Where everyone else ran schemes, Khan had plans relying on intelligent design and devilish symmetry. He was deliberate. He knew everything that was going on in the neighborhood, and trust me, there was a forest of tigers coming and going and melting all around him. But he was a constant. A tiger in the wild only lives about ten years. A tiger in captivity lives maybe twice that long. Shere Khan, well, he had decades in the bag, but he didn’t seem any older, just wiser and maybe meaner. And maybe that’s what it takes.
You can tell a tiger is relaxed by watching its tail. A loose tail is one laid back cat. A fast twitch or steady side-to-side sway is all aggression. Pops’ tail had become a bullwhip. He couldn’t take me hanging out across the street. He couldn’t take me losing interest in bath-time bubbles and birthday candles. I could tell he was going to crack, and he finally lost it the day the postman delivered my report card.

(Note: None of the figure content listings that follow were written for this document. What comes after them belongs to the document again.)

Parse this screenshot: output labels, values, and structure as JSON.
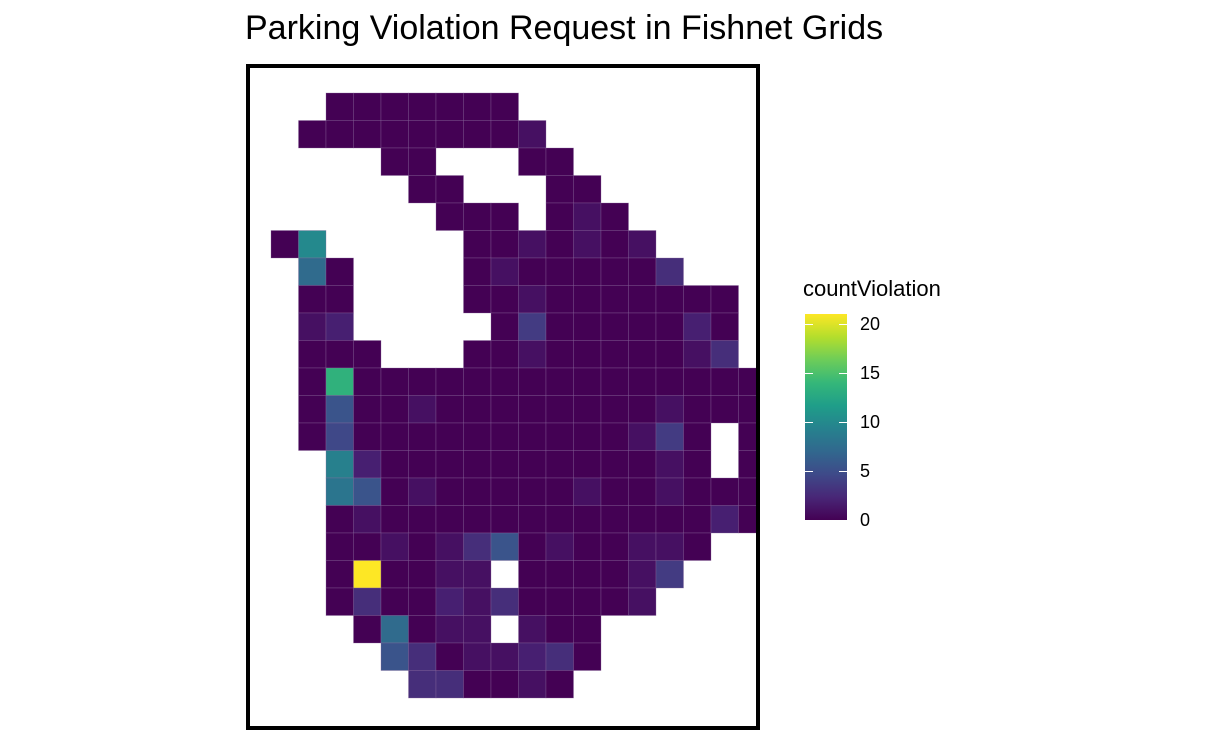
{
  "chart_data": {
    "type": "heatmap",
    "title": "Parking Violation Request in Fishnet Grids",
    "legend": {
      "title": "countViolation",
      "placement": "right",
      "range": [
        0,
        21
      ],
      "ticks": [
        0,
        5,
        10,
        15,
        20
      ],
      "tick_labels": [
        "0",
        "5",
        "10",
        "15",
        "20"
      ]
    },
    "grid_layout": "fishnet cells indexed by column (0 = leftmost) and row (0 = top)",
    "rows": [
      {
        "row": 0,
        "col_start": 2,
        "values": [
          0,
          0,
          0,
          0,
          0,
          0,
          0
        ]
      },
      {
        "row": 1,
        "col_start": 1,
        "values": [
          0,
          0,
          0,
          0,
          0,
          0,
          0,
          0,
          1
        ]
      },
      {
        "row": 2,
        "col_start": 4,
        "values": [
          0,
          0,
          null,
          null,
          null,
          0,
          0
        ]
      },
      {
        "row": 3,
        "col_start": 5,
        "values": [
          0,
          0,
          null,
          null,
          null,
          0,
          0
        ]
      },
      {
        "row": 4,
        "col_start": 6,
        "values": [
          0,
          0,
          0,
          null,
          0,
          1,
          0
        ]
      },
      {
        "row": 5,
        "col_start": 0,
        "values": [
          0,
          11,
          null,
          null,
          null,
          null,
          null,
          0,
          0,
          1,
          0,
          1,
          0,
          1
        ]
      },
      {
        "row": 6,
        "col_start": 1,
        "values": [
          8,
          0,
          null,
          null,
          null,
          null,
          0,
          1,
          0,
          0,
          0,
          0,
          0,
          3
        ]
      },
      {
        "row": 7,
        "col_start": 1,
        "values": [
          0,
          0,
          null,
          null,
          null,
          null,
          0,
          0,
          1,
          0,
          0,
          0,
          0,
          0,
          0,
          0
        ]
      },
      {
        "row": 8,
        "col_start": 1,
        "values": [
          1,
          2,
          null,
          null,
          null,
          null,
          null,
          0,
          4,
          0,
          0,
          0,
          0,
          0,
          2,
          0
        ]
      },
      {
        "row": 9,
        "col_start": 1,
        "values": [
          0,
          0,
          0,
          null,
          null,
          null,
          0,
          0,
          1,
          0,
          0,
          0,
          0,
          0,
          1,
          3
        ]
      },
      {
        "row": 10,
        "col_start": 1,
        "values": [
          0,
          15,
          0,
          0,
          0,
          0,
          0,
          0,
          0,
          0,
          0,
          0,
          0,
          0,
          0,
          0,
          0
        ]
      },
      {
        "row": 11,
        "col_start": 1,
        "values": [
          0,
          6,
          0,
          0,
          1,
          0,
          0,
          0,
          0,
          0,
          0,
          0,
          0,
          1,
          0,
          0,
          0
        ]
      },
      {
        "row": 12,
        "col_start": 1,
        "values": [
          0,
          5,
          0,
          0,
          0,
          0,
          0,
          0,
          0,
          0,
          0,
          0,
          1,
          4,
          0,
          null,
          0
        ]
      },
      {
        "row": 13,
        "col_start": 2,
        "values": [
          10,
          2,
          0,
          0,
          0,
          0,
          0,
          0,
          0,
          0,
          0,
          0,
          1,
          0,
          null,
          0
        ]
      },
      {
        "row": 14,
        "col_start": 2,
        "values": [
          9,
          6,
          0,
          1,
          0,
          0,
          0,
          0,
          0,
          1,
          0,
          0,
          1,
          0,
          0,
          0
        ]
      },
      {
        "row": 15,
        "col_start": 2,
        "values": [
          0,
          1,
          0,
          0,
          0,
          0,
          0,
          0,
          0,
          0,
          0,
          0,
          0,
          0,
          2,
          0
        ]
      },
      {
        "row": 16,
        "col_start": 2,
        "values": [
          0,
          0,
          1,
          0,
          1,
          3,
          6,
          0,
          1,
          0,
          0,
          1,
          1,
          0
        ]
      },
      {
        "row": 17,
        "col_start": 2,
        "values": [
          0,
          21,
          0,
          0,
          1,
          1,
          null,
          0,
          0,
          0,
          0,
          1,
          4
        ]
      },
      {
        "row": 18,
        "col_start": 2,
        "values": [
          0,
          3,
          0,
          0,
          2,
          1,
          3,
          0,
          0,
          0,
          0,
          1
        ]
      },
      {
        "row": 19,
        "col_start": 3,
        "values": [
          0,
          8,
          0,
          1,
          1,
          null,
          1,
          0,
          0
        ]
      },
      {
        "row": 20,
        "col_start": 4,
        "values": [
          6,
          3,
          0,
          1,
          1,
          2,
          3,
          0
        ]
      },
      {
        "row": 21,
        "col_start": 5,
        "values": [
          3,
          3,
          0,
          0,
          1,
          0
        ]
      }
    ]
  }
}
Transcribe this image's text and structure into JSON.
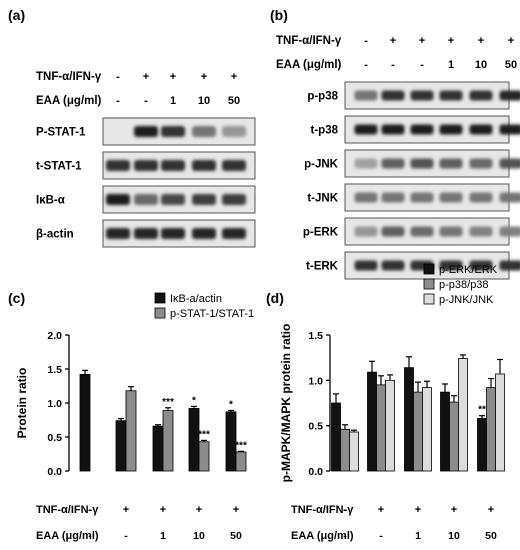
{
  "panels": {
    "a": {
      "label": "(a)",
      "treatment_label": "TNF-α/IFN-γ",
      "dose_label": "EAA (μg/ml)",
      "treatment_values": [
        "-",
        "+",
        "+",
        "+",
        "+"
      ],
      "dose_values": [
        "-",
        "-",
        "1",
        "10",
        "50"
      ],
      "blots": [
        {
          "name": "P-STAT-1",
          "intensity": [
            0.0,
            0.95,
            0.85,
            0.55,
            0.4
          ]
        },
        {
          "name": "t-STAT-1",
          "intensity": [
            0.85,
            0.85,
            0.85,
            0.85,
            0.85
          ]
        },
        {
          "name": "IκB-α",
          "intensity": [
            0.95,
            0.6,
            0.75,
            0.8,
            0.8
          ]
        },
        {
          "name": "β-actin",
          "intensity": [
            0.9,
            0.9,
            0.9,
            0.9,
            0.9
          ]
        }
      ]
    },
    "b": {
      "label": "(b)",
      "treatment_label": "TNF-α/IFN-γ",
      "dose_label": "EAA (μg/ml)",
      "treatment_values": [
        "-",
        "+",
        "+",
        "+",
        "+",
        "+"
      ],
      "dose_values": [
        "-",
        "-",
        "-",
        "1",
        "10",
        "50"
      ],
      "blots": [
        {
          "name": "p-p38",
          "intensity": [
            0.55,
            0.85,
            0.85,
            0.85,
            0.85,
            0.9
          ]
        },
        {
          "name": "t-p38",
          "intensity": [
            0.95,
            0.95,
            0.95,
            0.95,
            0.95,
            0.95
          ]
        },
        {
          "name": "p-JNK",
          "intensity": [
            0.35,
            0.65,
            0.7,
            0.65,
            0.6,
            0.7
          ]
        },
        {
          "name": "t-JNK",
          "intensity": [
            0.55,
            0.55,
            0.55,
            0.55,
            0.55,
            0.55
          ]
        },
        {
          "name": "p-ERK",
          "intensity": [
            0.4,
            0.65,
            0.6,
            0.55,
            0.5,
            0.5
          ]
        },
        {
          "name": "t-ERK",
          "intensity": [
            0.85,
            0.85,
            0.85,
            0.85,
            0.85,
            0.85
          ]
        }
      ]
    }
  },
  "chart_data": [
    {
      "type": "bar",
      "panel_label": "(c)",
      "ylabel": "Protein ratio",
      "ylim": [
        0,
        2.0
      ],
      "yticks": [
        "0.0",
        "0.5",
        "1.0",
        "1.5",
        "2.0"
      ],
      "legend_position": "top-right",
      "series": [
        {
          "name": "IκB-a/actin",
          "color": "#111111",
          "values": [
            1.42,
            0.74,
            0.66,
            0.92,
            0.87
          ],
          "errors": [
            0.06,
            0.03,
            0.02,
            0.03,
            0.02
          ],
          "sig": [
            "",
            "",
            "",
            "*",
            "*"
          ]
        },
        {
          "name": "p-STAT-1/STAT-1",
          "color": "#8c8c8c",
          "values": [
            null,
            1.18,
            0.89,
            0.43,
            0.28
          ],
          "errors": [
            0,
            0.06,
            0.04,
            0.02,
            0.01
          ],
          "sig": [
            "",
            "",
            "***",
            "***",
            "***"
          ]
        }
      ],
      "treatment_label": "TNF-α/IFN-γ",
      "dose_label": "EAA (μg/ml)",
      "treatment_values": [
        "-",
        "+",
        "+",
        "+",
        "+"
      ],
      "dose_values": [
        "-",
        "-",
        "1",
        "10",
        "50"
      ]
    },
    {
      "type": "bar",
      "panel_label": "(d)",
      "ylabel": "p-MAPK/MAPK protein ratio",
      "ylim": [
        0,
        1.5
      ],
      "yticks": [
        "0.0",
        "0.5",
        "1.0",
        "1.5"
      ],
      "legend_position": "top-right",
      "series": [
        {
          "name": "p-ERK/ERK",
          "color": "#111111",
          "values": [
            0.75,
            1.09,
            1.14,
            0.87,
            0.58
          ],
          "errors": [
            0.1,
            0.12,
            0.12,
            0.09,
            0.03
          ],
          "sig": [
            "",
            "",
            "",
            "",
            "**"
          ]
        },
        {
          "name": "p-p38/p38",
          "color": "#8c8c8c",
          "values": [
            0.46,
            0.95,
            0.87,
            0.76,
            0.92
          ],
          "errors": [
            0.05,
            0.1,
            0.11,
            0.07,
            0.1
          ],
          "sig": [
            "",
            "",
            "",
            "",
            ""
          ]
        },
        {
          "name": "p-JNK/JNK",
          "color": "#dcdcdc",
          "values": [
            0.43,
            1.0,
            0.92,
            1.24,
            1.07
          ],
          "errors": [
            0.02,
            0.06,
            0.07,
            0.04,
            0.16
          ],
          "sig": [
            "",
            "",
            "",
            "",
            ""
          ]
        }
      ],
      "treatment_label": "TNF-α/IFN-γ",
      "dose_label": "EAA (μg/ml)",
      "treatment_values": [
        "-",
        "+",
        "+",
        "+",
        "+"
      ],
      "dose_values": [
        "-",
        "-",
        "1",
        "10",
        "50"
      ]
    }
  ]
}
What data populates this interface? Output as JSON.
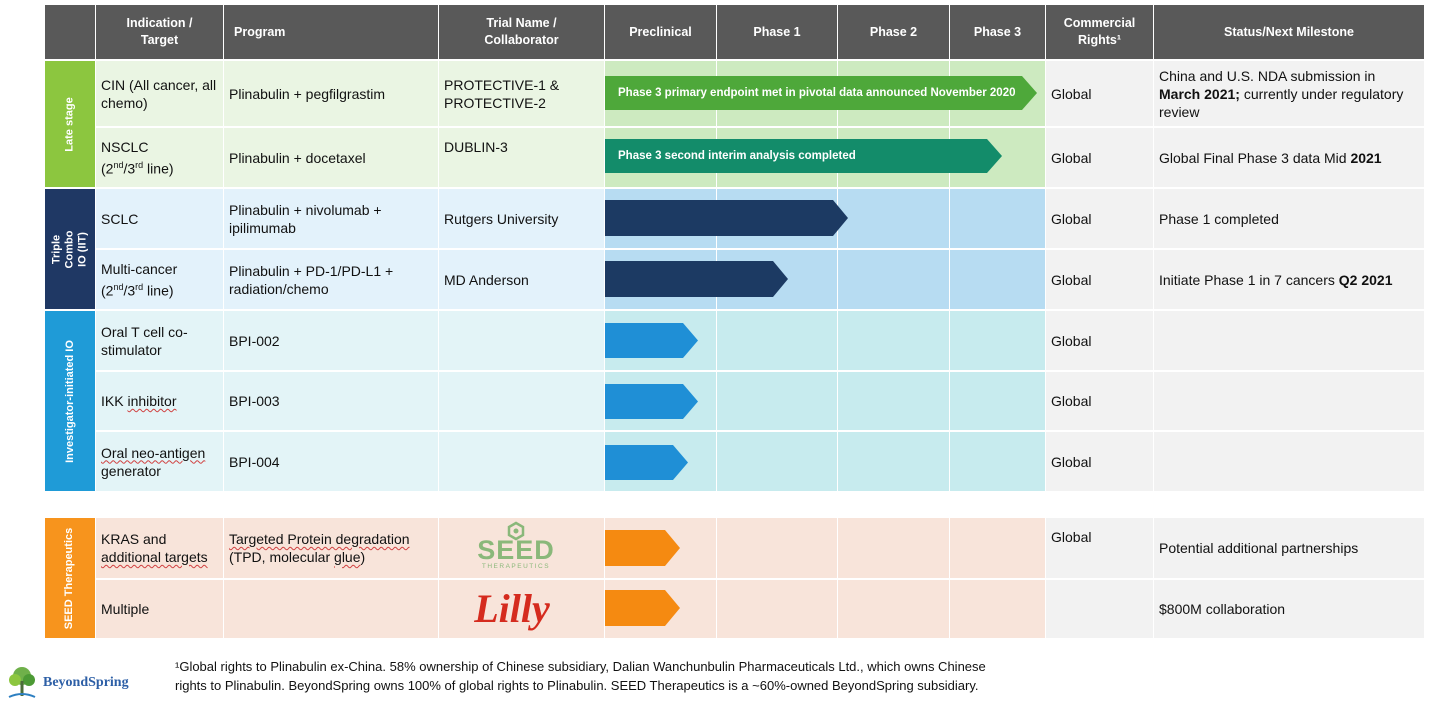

I told Charley Sheen about my mailman problem, and he told me to go for the neck. He said I had been living in a world of imagination. He said I needed to stop singing songs like “Ride along with me” and to forget the alphabet. He said a tiger’s stripes were like fingerprints, so a bad tiger had to be good at not being seen. Charley had this whole plan worked out where first the mailman and then me would disappear.
He told me about some tigers he knew who could eat a man in one sitting, but a tiger my size would probably need to be smarter than that. He told me to eat a handful of pounds at a time. He told me I could cover the body with dirt and leaves and dig it up anytime I was hungry. He told me this while “Eye of the Tiger” ebbed through the restaurant like raw adrenaline, and I nodded my head as he gave instructions. I never saw Charley again. I also never slayed the mailman, but I could have, I guess, if I had ever needed to.
Talking with Khan was a real chore. You had to go through Tony, but Tony disappeared after breakfast. At that point, you were basically on your own to decipher forty-day-old piss markings. That’s what all your toy companies and cartoonists could never understand. The nine families, at least those that weren’t extinct yet, were all about territory, and all Shere Khan did was discover somewhere for tigers to always exist. After all, unless they learn to dominate, most tiger cubs simply don’t make it. Boy Scouts of America this is not. And the woods won’t be here forever.
The more I acted like a tiger, the more space the other neighbors gave me. You could call that respect. You could also call it fear of being eaten. But imagine a world without tigers, and I’ll be inside your head all day.
Won’t you be mine? It seems a lot of us are already yours.